August 12, 2011

  • Just think

    “Well, it was good running into you,” Alisha said with a smile.
    “Yeah, we’ll stay in touch,” I affirmed with a confident nod.
    “Oh,” she murmured.  She seemed distraught, perhaps even a bit confused.  “WhyI mean, what do you mean?”
    “You know, stay in communication, write to you….things like that.” I was a bit lost as I tried to explain the familiar concept.
    “But you’re really going to do that?” she cried with a determined emphasis.
    “….Yes,” I said, tilting my head forward, a bit skeptical now.
    “Really? You are going to write to me?”
    “Yeah, I mean, it’s possible…”
    “Possible?”
    The note of uncertainty she played hung in the air between us.  We were standing on a walkway by a sward on our university campus.  I bit my lip.
    “Ok,” I relented with a heavy sigh. ”I’m not going to stay in touch. I actually said that without meaning it.”
    “Phew,” she breathed in immediate relief as she shifted her weight.  Her eyes moved about to grease themselves again.
    “So I guess this is just goodbye, then,” I reflected aloud.
    “Yeah,” she croaked in the sudden morose realization.
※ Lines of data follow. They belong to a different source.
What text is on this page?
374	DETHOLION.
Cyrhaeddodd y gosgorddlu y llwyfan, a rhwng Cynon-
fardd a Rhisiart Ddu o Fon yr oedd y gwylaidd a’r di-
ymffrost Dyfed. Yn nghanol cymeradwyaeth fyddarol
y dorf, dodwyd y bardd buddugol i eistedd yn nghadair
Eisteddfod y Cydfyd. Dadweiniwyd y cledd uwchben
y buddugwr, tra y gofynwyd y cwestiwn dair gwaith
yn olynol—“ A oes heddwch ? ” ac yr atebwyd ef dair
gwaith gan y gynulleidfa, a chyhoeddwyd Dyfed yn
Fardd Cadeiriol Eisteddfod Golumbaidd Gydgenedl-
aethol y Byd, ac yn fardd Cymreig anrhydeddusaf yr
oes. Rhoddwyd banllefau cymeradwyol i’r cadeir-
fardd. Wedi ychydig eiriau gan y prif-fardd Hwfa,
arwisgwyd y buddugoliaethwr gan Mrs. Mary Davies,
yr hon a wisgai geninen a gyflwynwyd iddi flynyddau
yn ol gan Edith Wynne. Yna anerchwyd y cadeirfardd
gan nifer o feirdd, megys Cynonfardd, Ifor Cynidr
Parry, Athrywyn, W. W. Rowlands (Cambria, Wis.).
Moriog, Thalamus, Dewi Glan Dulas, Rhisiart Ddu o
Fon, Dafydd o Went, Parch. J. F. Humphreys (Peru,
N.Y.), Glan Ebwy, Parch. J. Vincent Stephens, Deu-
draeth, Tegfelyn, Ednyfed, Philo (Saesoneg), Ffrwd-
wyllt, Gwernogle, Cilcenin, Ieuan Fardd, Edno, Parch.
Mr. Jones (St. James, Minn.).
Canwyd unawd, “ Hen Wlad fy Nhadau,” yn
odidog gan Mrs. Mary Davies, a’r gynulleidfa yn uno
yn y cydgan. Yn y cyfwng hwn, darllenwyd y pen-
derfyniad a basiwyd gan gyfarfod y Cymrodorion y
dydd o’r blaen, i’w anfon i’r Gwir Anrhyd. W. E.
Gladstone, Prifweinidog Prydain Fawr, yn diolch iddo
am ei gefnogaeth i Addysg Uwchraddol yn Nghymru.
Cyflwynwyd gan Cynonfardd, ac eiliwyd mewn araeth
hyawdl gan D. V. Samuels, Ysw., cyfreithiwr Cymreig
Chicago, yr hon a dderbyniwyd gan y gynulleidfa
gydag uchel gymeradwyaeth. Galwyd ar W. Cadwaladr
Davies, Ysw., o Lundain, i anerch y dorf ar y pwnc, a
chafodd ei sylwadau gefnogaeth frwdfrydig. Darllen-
She flushed from head-to-toe with the thought of eternal departure.  I looked at her, at her downcast eyes, and I was overcome with the moment as well.  This was it for us.  Alisha, the girl I had known in Mr. Carson’s junior creative writing class for one semester in high school three years ago, was about to exit my life forever.  The tension suddenly exploded, and with the passion of a 1950s musical she flung her arms around me and began sobbing.  The dam broke for me as well and we cried over all the good times we had never had.
    “I’m going to miss you,” she wailed.
    “I’ll miss you, too,” I choked through my tears.
    “Really?” she said, sniffling hard.
    “No,” I said with a wistful sigh as I looked over her shoulder. 
    She pulled back from the hug.  “Yeah,” she nodded.  “But just think,” she went on, looking over my shoulder at a display of lives we had never lead.  “Just think if we had been closer.”
    “That would have been great,” I said. 
    “Yeah.”
    She shuffled her feet and looked at the ground as she rubbed the tears from her cheek.  I sniffled a few times and wiped my cheek as well.
    “Well,” she heaved, still in recovery.
    “Some other life?” I said emotionally.
    “Yeah,” she whimpered. “Some other life.”  She finished with a smile of agreement.
    With that we nodded curtly at one another and walked on in the direction of our actual lives, as the puddle our tears had formed quickly evaporated. 

Comments (1)

  • True! O_O Very, interestingly enough, true. Though I don’t think we can help it, having acquaintances. Just think if we were best friends with everyone- We’d never do anything but write letters and make phone calls!